Despite the cases being monitored, the Centers for Disease Control and Prevention (CDC) reassured Americans that there is little to no chance of an Ebola outbreak in the country. It said in a February 2020 press release that “the risk of Ebola [coming] to the U.S. is extremely low.” The CDC also added that it is “closely following the outbreaks of Ebola” in the affected countries, committing to collaborate with the said nations “to end these outbreaks before they grow into epidemics.”
Ebola is resurging in West Africa, concurrent with the Wuhan coronavirus pandemic
The three states monitoring recently-arrived travelers followed a shocking discovery by scientists. According to researchers, the latest Ebola outbreak may have been caused by an individual who contracted the pathogen some years ago. A comparison of the most recent virus and the earlier variant found that their genetic sequences were “remarkably similar.” (Related: Ebola survivor infected five years ago may have started new outbreak in Guinea.)
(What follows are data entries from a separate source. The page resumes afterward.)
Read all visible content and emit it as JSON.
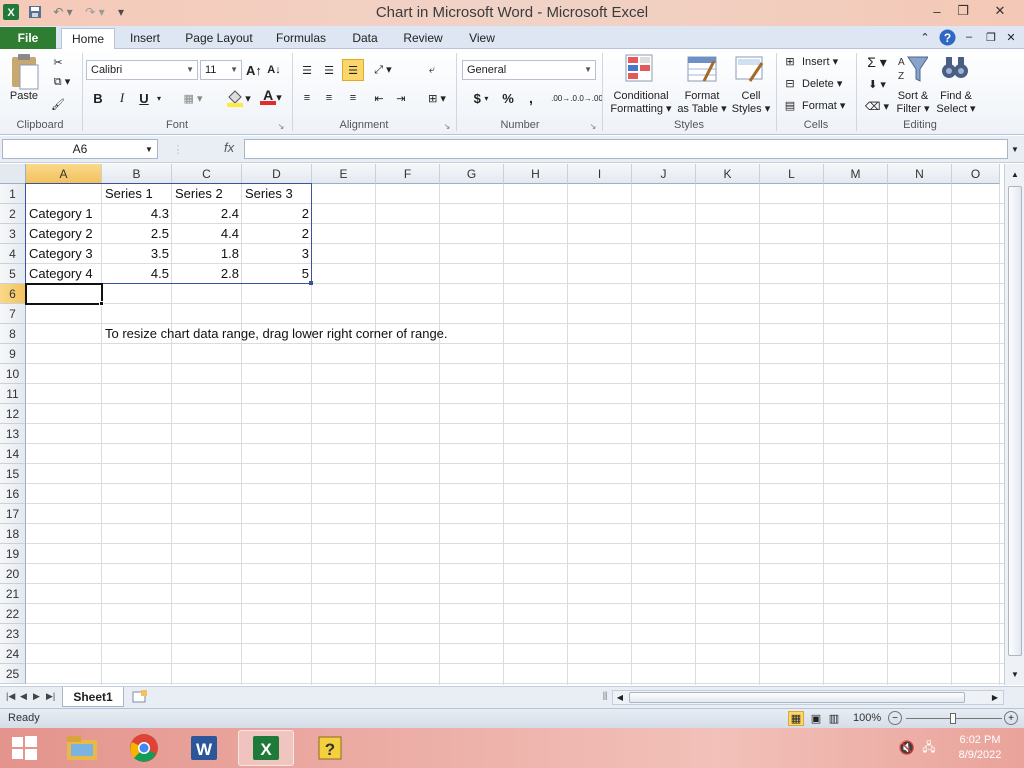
{
  "window": {
    "title": "Chart in Microsoft Word  -  Microsoft Excel",
    "minimize": "–",
    "restore": "❐",
    "close": "✕"
  },
  "ribbon": {
    "file_tab": "File",
    "tabs": [
      "Home",
      "Insert",
      "Page Layout",
      "Formulas",
      "Data",
      "Review",
      "View"
    ],
    "clipboard": {
      "label": "Clipboard",
      "paste": "Paste"
    },
    "font": {
      "label": "Font",
      "name": "Calibri",
      "size": "11",
      "bold": "B",
      "italic": "I",
      "underline": "U",
      "font_color_glyph": "A"
    },
    "alignment": {
      "label": "Alignment"
    },
    "number": {
      "label": "Number",
      "format": "General",
      "currency": "$",
      "percent": "%",
      "comma": ",",
      "inc_dec": ".00→.0",
      "dec_dec": ".0→.00"
    },
    "styles": {
      "label": "Styles",
      "conditional": [
        "Conditional",
        "Formatting ▾"
      ],
      "format_table": [
        "Format",
        "as Table ▾"
      ],
      "cell_styles": [
        "Cell",
        "Styles ▾"
      ]
    },
    "cells": {
      "label": "Cells",
      "insert": "Insert ▾",
      "delete": "Delete ▾",
      "format": "Format ▾"
    },
    "editing": {
      "label": "Editing",
      "sort_filter": [
        "Sort &",
        "Filter ▾"
      ],
      "find_select": [
        "Find &",
        "Select ▾"
      ]
    }
  },
  "formula_bar": {
    "name_box": "A6",
    "fx": "fx",
    "formula": ""
  },
  "columns": [
    "A",
    "B",
    "C",
    "D",
    "E",
    "F",
    "G",
    "H",
    "I",
    "J",
    "K",
    "L",
    "M",
    "N",
    "O"
  ],
  "rows": [
    "1",
    "2",
    "3",
    "4",
    "5",
    "6",
    "7",
    "8",
    "9",
    "10",
    "11",
    "12",
    "13",
    "14",
    "15",
    "16",
    "17",
    "18",
    "19",
    "20",
    "21",
    "22",
    "23",
    "24",
    "25"
  ],
  "sheet": {
    "headers": [
      "",
      "Series 1",
      "Series 2",
      "Series 3"
    ],
    "data": [
      [
        "Category 1",
        "4.3",
        "2.4",
        "2"
      ],
      [
        "Category 2",
        "2.5",
        "4.4",
        "2"
      ],
      [
        "Category 3",
        "3.5",
        "1.8",
        "3"
      ],
      [
        "Category 4",
        "4.5",
        "2.8",
        "5"
      ]
    ],
    "note": "To resize chart data range, drag lower right corner of range.",
    "active_cell": "A6"
  },
  "sheet_tabs": {
    "active": "Sheet1"
  },
  "status": {
    "text": "Ready",
    "zoom": "100%"
  },
  "taskbar": {
    "time": "6:02 PM",
    "date": "8/9/2022"
  }
}
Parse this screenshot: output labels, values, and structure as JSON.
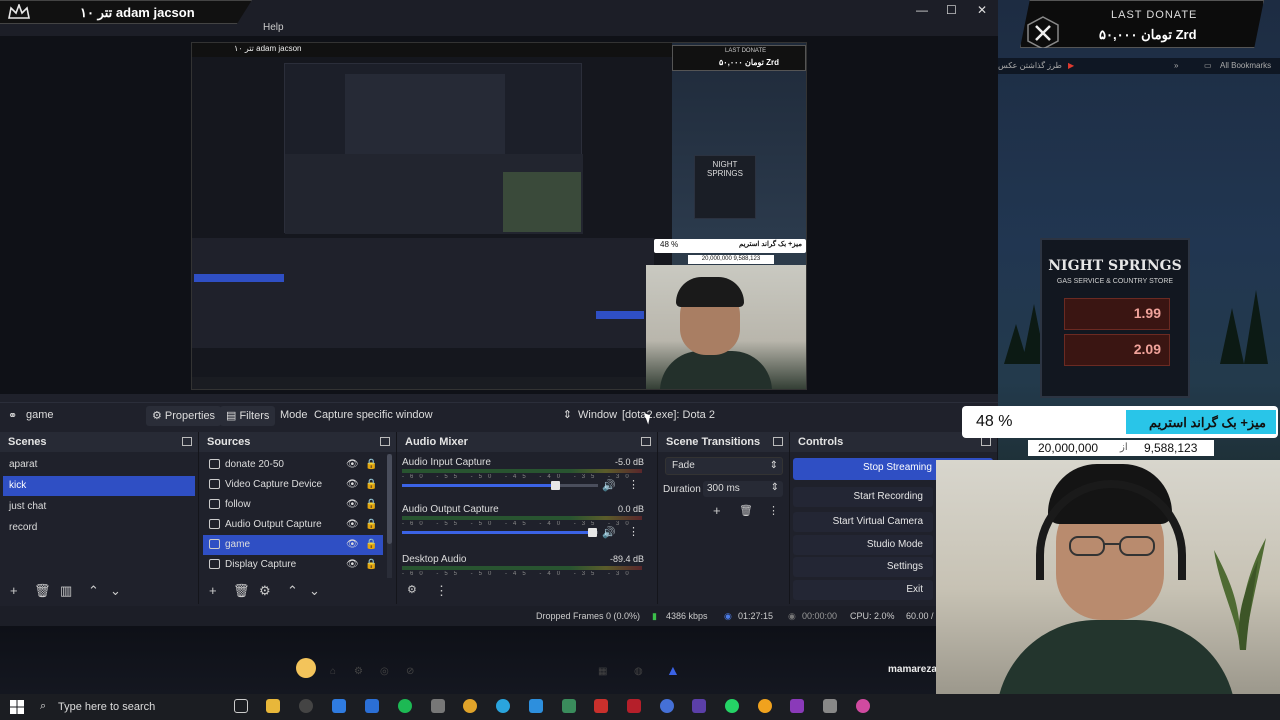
{
  "stream_overlay": {
    "name_tag": "۱۰ تتر adam jacson",
    "donate_title": "LAST DONATE",
    "donate_value": "۵۰,۰۰۰ تومان Zrd",
    "goal_percent": "48 %",
    "goal_title": "میز+ بک گراند استریم",
    "goal_target": "20,000,000",
    "goal_of": "از",
    "goal_current": "9,588,123"
  },
  "preview": {
    "nested_name": "۱۰ تتر adam jacson",
    "nested_donate_title": "LAST DONATE",
    "nested_donate_value": "۵۰,۰۰۰ تومان Zrd",
    "nested_goal_percent": "48 %",
    "nested_goal_title": "میز+ بک گراند استریم",
    "nested_goal_line": "20,000,000   9,588,123",
    "billboard_line1": "NIGHT SPRINGS",
    "billboard_line2": "GAS SERVICE & COUNTRY STORE"
  },
  "menubar": {
    "help": "Help"
  },
  "window_controls": {
    "minimize": "—",
    "maximize": "☐",
    "close": "✕"
  },
  "toolbar": {
    "source_name": "game",
    "properties": "Properties",
    "filters": "Filters",
    "mode_label": "Mode",
    "mode_value": "Capture specific window",
    "window_label": "Window",
    "window_value": "[dota2.exe]: Dota 2"
  },
  "scenes": {
    "title": "Scenes",
    "items": [
      "aparat",
      "kick",
      "just chat",
      "record"
    ],
    "selected_index": 1
  },
  "sources": {
    "title": "Sources",
    "items": [
      "donate 20-50",
      "Video Capture Device",
      "follow",
      "Audio Output Capture",
      "game",
      "Display Capture"
    ],
    "selected_index": 4
  },
  "audio_mixer": {
    "title": "Audio Mixer",
    "channels": [
      {
        "name": "Audio Input Capture",
        "db": "-5.0 dB",
        "volume": 0.78
      },
      {
        "name": "Audio Output Capture",
        "db": "0.0 dB",
        "volume": 0.97
      },
      {
        "name": "Desktop Audio",
        "db": "-89.4 dB"
      }
    ],
    "ticks": "-60 -55 -50 -45 -40 -35 -30 -25 -20 -15 -10 -5 0"
  },
  "scene_transitions": {
    "title": "Scene Transitions",
    "transition": "Fade",
    "duration_label": "Duration",
    "duration_value": "300 ms"
  },
  "controls": {
    "title": "Controls",
    "stop_streaming": "Stop Streaming",
    "start_recording": "Start Recording",
    "start_virtual_camera": "Start Virtual Camera",
    "studio_mode": "Studio Mode",
    "settings": "Settings",
    "exit": "Exit"
  },
  "status": {
    "dropped_frames": "Dropped Frames 0 (0.0%)",
    "bitrate": "4386 kbps",
    "live_time": "01:27:15",
    "rec_time": "00:00:00",
    "cpu": "CPU: 2.0%",
    "fps": "60.00 /"
  },
  "browser": {
    "bookmark_folder": "طرز گذاشتن عکس",
    "all_bookmarks": "All Bookmarks"
  },
  "desktop": {
    "username": "mamareza"
  },
  "taskbar": {
    "search_placeholder": "Type here to search"
  },
  "colors": {
    "accent": "#2f4fc4",
    "panel": "#1f212b",
    "goal_highlight": "#29c5e8"
  }
}
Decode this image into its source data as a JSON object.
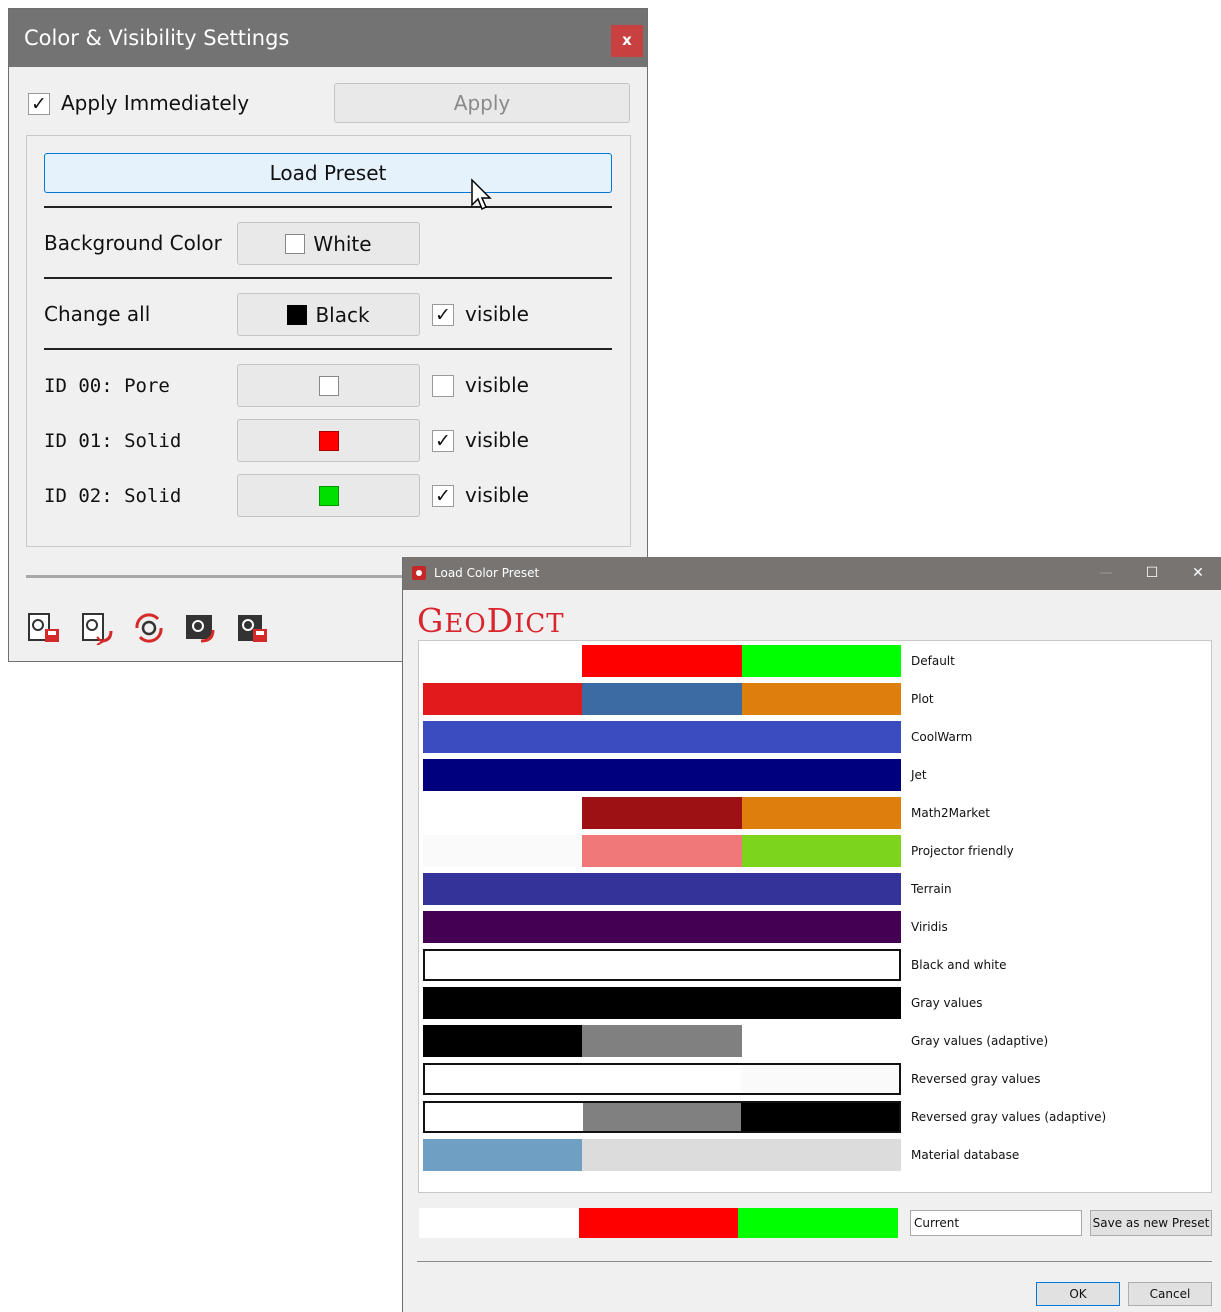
{
  "settings": {
    "title": "Color & Visibility Settings",
    "close_label": "x",
    "apply_immediately": {
      "label": "Apply Immediately",
      "checked": true
    },
    "apply_label": "Apply",
    "load_preset_label": "Load Preset",
    "background": {
      "label": "Background Color",
      "value": "White",
      "color": "#ffffff"
    },
    "change_all": {
      "label": "Change all",
      "value": "Black",
      "color": "#000000",
      "visible_label": "visible",
      "visible": true
    },
    "materials": [
      {
        "label": "ID 00: Pore",
        "color": "#ffffff",
        "visible_label": "visible",
        "visible": false
      },
      {
        "label": "ID 01: Solid",
        "color": "#ff0000",
        "visible_label": "visible",
        "visible": true
      },
      {
        "label": "ID 02: Solid",
        "color": "#00e000",
        "visible_label": "visible",
        "visible": true
      }
    ],
    "toolbar_icons": [
      "save-settings-icon",
      "load-settings-icon",
      "reset-settings-icon",
      "import-settings-icon",
      "export-settings-icon"
    ]
  },
  "preset_dialog": {
    "title": "Load Color Preset",
    "logo_first": "G",
    "logo_mid": "EO",
    "logo_d": "D",
    "logo_rest": "ICT",
    "presets": [
      {
        "name": "Default",
        "colors": [
          "#ffffff",
          "#ff0000",
          "#00ff00"
        ],
        "outlined": false
      },
      {
        "name": "Plot",
        "colors": [
          "#e31a1c",
          "#3c6ba3",
          "#de7e0c"
        ],
        "outlined": false
      },
      {
        "name": "CoolWarm",
        "colors": [
          "#3b4cc0",
          "#3b4cc0",
          "#3b4cc0"
        ],
        "outlined": false
      },
      {
        "name": "Jet",
        "colors": [
          "#00007f",
          "#00007f",
          "#00007f"
        ],
        "outlined": false
      },
      {
        "name": "Math2Market",
        "colors": [
          "#ffffff",
          "#9d1115",
          "#de7e0c"
        ],
        "outlined": false
      },
      {
        "name": "Projector friendly",
        "colors": [
          "#fafafa",
          "#f07878",
          "#7dd41c"
        ],
        "outlined": false
      },
      {
        "name": "Terrain",
        "colors": [
          "#333399",
          "#333399",
          "#333399"
        ],
        "outlined": false
      },
      {
        "name": "Viridis",
        "colors": [
          "#440154",
          "#440154",
          "#440154"
        ],
        "outlined": false
      },
      {
        "name": "Black and white",
        "colors": [
          "#ffffff",
          "#ffffff",
          "#ffffff"
        ],
        "outlined": true
      },
      {
        "name": "Gray values",
        "colors": [
          "#000000",
          "#000000",
          "#000000"
        ],
        "outlined": false
      },
      {
        "name": "Gray values (adaptive)",
        "colors": [
          "#000000",
          "#808080",
          "#ffffff"
        ],
        "outlined": false
      },
      {
        "name": "Reversed gray values",
        "colors": [
          "#ffffff",
          "#ffffff",
          "#fafafa"
        ],
        "outlined": true
      },
      {
        "name": "Reversed gray values (adaptive)",
        "colors": [
          "#ffffff",
          "#808080",
          "#000000"
        ],
        "outlined": true
      },
      {
        "name": "Material database",
        "colors": [
          "#6f9fc3",
          "#dcdcdc",
          "#dcdcdc"
        ],
        "outlined": false
      }
    ],
    "current": {
      "name": "Current",
      "colors": [
        "#ffffff",
        "#ff0000",
        "#00ff00"
      ]
    },
    "save_label": "Save as new Preset",
    "ok_label": "OK",
    "cancel_label": "Cancel"
  }
}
Based on the discovery, it would mean that the latest outbreak of the virus did not come from animal to human transmission. Rather, it would appear that it hid in a “persistently infected survivor” of the earlier Ebola epidemic which occurred from 2013 to 2016.
World Health Organization (WHO) Health Emergencies Program Executive Director Dr. Michael Ryan branded the findings as “scary” and said they suggested the infection could lie dormant for years and transmit itself through sexual intercourse. While scientists have long known that Ebola can persist in bodily fluids, it is highly unusual for it to remain undetected for such a period. (Related: If Ebola remains in semen of infected men, why were male Ebola victims in US ‘cleared’ as virus-free?)
At least 18 cases and nine fatalities related to Ebola have been reported in Guinea as of writing. However, WHO officials said further testing would be needed and drawing conclusions about the actual cause of the outbreak is too premature. On the other hand, the last confirmed Ebola cases in the U.S. arrived during the earlier epidemic, where 11 people received treatment. Most of these involved people who had contracted the virus outside American soil.